A United States Senator and two members of Congress were among panellists at the International Religious Freedom summit here this week who voiced their concerns about how the Indian government is promoting the widespread practice of religious discrimination, intolerance and violence.
“I remain seriously concerned about the Indian government’s commitment to protecting the rights of minorities, including the 200 million Muslims in India,” said U.S. Sen. Ed Markey (D-MA). “The government’s targeting of social and political activities and a crackdown on free speech and their religiously motivated discrimination against minorities cannot be viewed in isolation as escalating nationalism threatens to undermine India’s longstanding oath to democratic values. I will continue to stand up for these principles in the United States Senate, and I will encourage India to do the same.”
“India has long had an admirable commitment to pluralism. It is the world’s largest democracy, whose bonds with the American people continue to grow, but the United States is right to speak up and speak out when a fellow democracy and strategic partner fails to protect the rights of all their people,” he said.
U.S. Rep. Marie Newman (D-IL) declared: “In the last seven years, hundreds of Muslims just walking down the street have been attacked by vigilante mobs, they have been lynched. It is a travesty of justice, and I am horrified by it.”
She noted that acts of violence are not only targeting religious minorities, but social and political activists, lawyers, journalists and students.
“Our own report from the U.S. Department of State, released by Secretary Blinken in 2020, speaks at length about the persecution of India’s Muslims and Christians. The report said, and I quote, ‘there were reports of religiously motivated killings, assaults, riots, discrimination, vandalism, and actions restricting the right of individuals to practice and speak about their religious beliefs.’
“India has long had an admirable commitment to pluralism. It is the world’s largest democracy, whose bonds with the American people continue to grow, but the United States is right to speak up and speak out when a fellow democracy and strategic partner fails to protect the rights of all their people,” he said.
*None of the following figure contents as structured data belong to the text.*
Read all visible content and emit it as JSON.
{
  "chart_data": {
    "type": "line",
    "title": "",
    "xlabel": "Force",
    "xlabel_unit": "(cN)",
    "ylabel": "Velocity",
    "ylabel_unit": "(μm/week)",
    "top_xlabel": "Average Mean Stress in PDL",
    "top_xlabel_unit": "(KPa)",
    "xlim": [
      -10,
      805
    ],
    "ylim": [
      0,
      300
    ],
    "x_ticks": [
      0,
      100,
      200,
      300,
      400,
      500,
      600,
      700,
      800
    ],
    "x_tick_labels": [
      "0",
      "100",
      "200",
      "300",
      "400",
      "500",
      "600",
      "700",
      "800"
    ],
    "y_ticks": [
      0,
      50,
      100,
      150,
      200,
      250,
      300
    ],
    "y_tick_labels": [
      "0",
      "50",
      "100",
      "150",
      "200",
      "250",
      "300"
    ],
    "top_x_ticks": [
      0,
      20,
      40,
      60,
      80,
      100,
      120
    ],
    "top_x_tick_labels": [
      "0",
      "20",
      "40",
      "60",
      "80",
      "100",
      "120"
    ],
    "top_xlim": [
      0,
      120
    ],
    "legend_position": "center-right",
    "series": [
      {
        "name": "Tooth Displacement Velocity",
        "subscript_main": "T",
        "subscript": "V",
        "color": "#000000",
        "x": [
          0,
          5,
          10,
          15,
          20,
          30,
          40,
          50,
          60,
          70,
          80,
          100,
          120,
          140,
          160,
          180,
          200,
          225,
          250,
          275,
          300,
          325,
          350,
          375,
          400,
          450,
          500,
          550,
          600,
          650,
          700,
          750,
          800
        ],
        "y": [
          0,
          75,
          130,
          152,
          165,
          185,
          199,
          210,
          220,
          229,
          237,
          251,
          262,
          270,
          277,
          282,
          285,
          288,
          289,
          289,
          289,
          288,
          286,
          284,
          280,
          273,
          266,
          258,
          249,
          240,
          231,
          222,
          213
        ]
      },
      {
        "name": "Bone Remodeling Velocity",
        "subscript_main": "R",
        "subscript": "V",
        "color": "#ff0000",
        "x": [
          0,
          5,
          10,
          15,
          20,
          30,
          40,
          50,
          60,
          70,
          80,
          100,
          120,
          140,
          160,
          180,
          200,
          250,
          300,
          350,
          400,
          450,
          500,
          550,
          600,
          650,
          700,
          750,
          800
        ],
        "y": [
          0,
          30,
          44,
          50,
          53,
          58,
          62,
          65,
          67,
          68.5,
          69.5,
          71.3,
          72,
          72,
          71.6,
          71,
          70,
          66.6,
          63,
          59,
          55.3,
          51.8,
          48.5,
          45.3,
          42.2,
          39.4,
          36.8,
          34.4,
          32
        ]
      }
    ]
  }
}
U.S. Rep. Marie Newman (D-IL) declared: “In the last seven years, hundreds of Muslims just walking down the street have been attacked by vigilante mobs, they have been lynched. It is a travesty of justice, and I am horrified by it.”
She noted that acts of violence are not only targeting religious minorities, but social and political activists, lawyers, journalists and students.
“Our own report from the U.S. Department of State, released by Secretary Blinken in 2020, speaks at length about the persecution of India’s Muslims and Christians. The report said, and I quote, ‘there were reports of religiously motivated killings, assaults, riots, discrimination, vandalism, and actions restricting the right of individuals to practice and speak about their religious beliefs.’
“India’s equity and standing in the eyes of the world are severely damaged already. Freedom House has downgraded its rating for India’s democracy from being free to partly free. That is heart breaking. Persecution of the entire sections of society especially, when backed by governments, is a recipe for a future filled with disaster. We must do better. We must pressure both our adversaries and our allies to support human rights around the world.”
U.S. Rep. Andy Levin (D-MI), who sits on the House Foreign Affairs Committee and is vice-chair of the subcommittee on Asia, the Pacific, Central Asia, and nonproliferation, first visited India in 1978 fresh out of high school. Since then, he has travelled, studied and worked throughout the country.
As a panellist, he expressed sadness that, “The India of Narendra Modi today is not the India I fell in love with.”
Levin referred to a report released by the United States Commission on International Religious Freedom released describing Hindu nationalist policies resulting in systemic ongoing and egregious violations of religious freedom. The report describes attacks on religious freedom in India that occurred throughout 2020. From disinformation about the COVID-19 pandemic that targeted religious minorities, to attempts to ban interfaith marriages, to riots in Delhi where more than 50 people died and 200 were injured, most of them Muslims.
“All of these examples are deeply upsetting, but perhaps what is most alarming about this report to me is the fact that these attacks are not new.” Levin declared. “They are part of a pattern we have seen becoming increasingly clear and prevalent under Prime Minister Modi.
“Why would I be so critical and so publicly critical of a country that I love?” he asked. “The answer is it is because I love India that I am committed to ending these attacks on its people. It is because I am so passionate in my support for the vibrant democracy I came to know as a young man, that I want to see that democracy flourishes for generations to come.”
Levin pledged to continue to work with the Biden Administration and his Democratic and Republican colleagues to determine how US policy can help bring an end to the abuses in India today.
“And I will hold tight to the belief that India is a democracy and can and will be a democracy for all of its people, one that embraces the human rights and dignity of every single person.”